过程是这样的, 先从youtube下载某个视频的字幕, 然后你可以对字幕进行编辑, 删去不重要的部分, 只留下需要保留的文字, 但注意仍然要保留原来的换行. 然后程序会自动在字幕中查找保留文字, 并找到对应的时间. 把对应时间的视频片段下载下来, 连成一体.

这个程序最好是在Google Colab上运行, 在本地电脑上运行要令终端也可以正常访问国际互联网 本文的代码在github上, 可以上传至google colab中运行

The process follows:

  • At first download the subtitles of a video from youtube,
  • then you can edit the subtitles, delete the unimportant parts, leaving only the words that need to be retained, but note that you still need to keep the original line breaks.
  • Then the program will Automatically find reserved text in the subtitles, and find the corresponding time.
  • At last, the program will download the video clips corresponding to the time, and connect them together.

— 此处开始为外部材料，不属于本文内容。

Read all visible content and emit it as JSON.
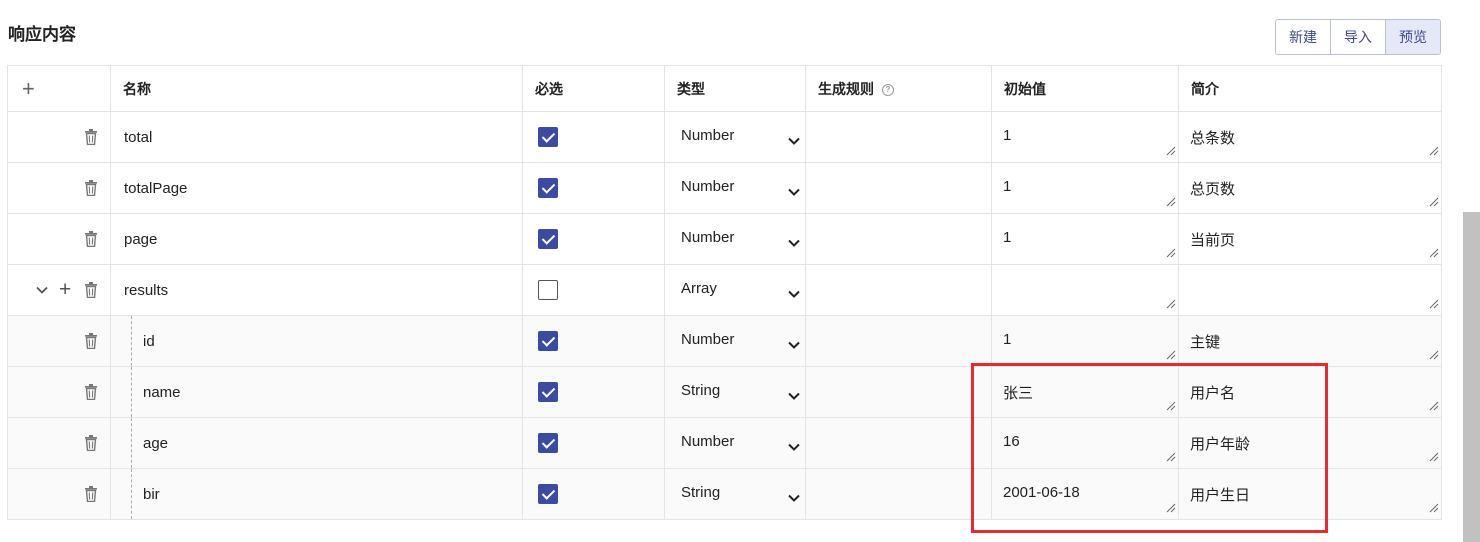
{
  "title": "响应内容",
  "toolbar": {
    "new_label": "新建",
    "import_label": "导入",
    "preview_label": "预览"
  },
  "columns": {
    "add": "+",
    "name": "名称",
    "required": "必选",
    "type": "类型",
    "rule": "生成规则",
    "rule_help": "?",
    "initial": "初始值",
    "desc": "简介"
  },
  "rows": [
    {
      "name": "total",
      "required": true,
      "type": "Number",
      "initial": "1",
      "desc": "总条数"
    },
    {
      "name": "totalPage",
      "required": true,
      "type": "Number",
      "initial": "1",
      "desc": "总页数"
    },
    {
      "name": "page",
      "required": true,
      "type": "Number",
      "initial": "1",
      "desc": "当前页"
    },
    {
      "name": "results",
      "required": false,
      "type": "Array",
      "initial": "",
      "desc": ""
    },
    {
      "name": "id",
      "required": true,
      "type": "Number",
      "initial": "1",
      "desc": "主键"
    },
    {
      "name": "name",
      "required": true,
      "type": "String",
      "initial": "张三",
      "desc": "用户名"
    },
    {
      "name": "age",
      "required": true,
      "type": "Number",
      "initial": "16",
      "desc": "用户年龄"
    },
    {
      "name": "bir",
      "required": true,
      "type": "String",
      "initial": "2001-06-18",
      "desc": "用户生日"
    }
  ],
  "colors": {
    "accent": "#3b4ba4",
    "highlight": "#e52b34"
  }
}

Recommend to run this program on Google Colab. The source code on github, which can be uploaded to google colab to run.

这个程序依赖于webvtt-pyyoutube-dlffmpeg , 当然还有pandas

注意在Google Colab上, webvtt-py和youtube-dl都是需要每次安装的.

This program requires webvtt-py, youtube-dl and ffmpeg and of course pandas

Note that on Google Colab, both webvtt-py and youtube-dl need to be installed each time.

In [4]:
try:
    import webvtt
except:
    !pip install webvtt-py
    import webvtt
try:
    import youtube_dl
except:
    !pip install youtube_dl
    import youtube_dl
import pandas as pd
import os, subprocess, difflib

下载youtube视频字幕

首先是要下载youtube上的视频字幕, youtube的字幕有两类, 一是作者自己上传的文字字幕, 一是由youtube进行语音识别后生成的自动字幕, 其中自动字幕又会被机器翻译成各种语言.

youtube字幕是一种叫做WebVTT的格式, 可以使用youtube-dl进行下载. 虽然youtube-dl有python运行方式, 但我还不能熟练掌握, 于是使用了subprocess.call运行命令行进行下载.

如果是下载自动字幕, 要使用--write-auto-sub, 如果是下载作者上传的字幕, 则是--write-sub, 下载字幕的时候, 我觉得并不需要将视频也下载下来, 所以要使用--skip-download, 字幕的语言简体中文=zh-Hans, 英文=en

Download youtube video subtitles

The first step is to download the video subtitles on youtube. There are two types of subtitles in youtube. One is uploaded by the author himself, and the other is automatic generated by speech recognition. The automatic subtitles are translated into various kinds by the machine learning.

The format of youtube subtitle is WebVTT, which can be downloaded using youtube-dl. Although youtube-dl has python running mode, I still can't master it well. So I use subprocess.call to run the command to download.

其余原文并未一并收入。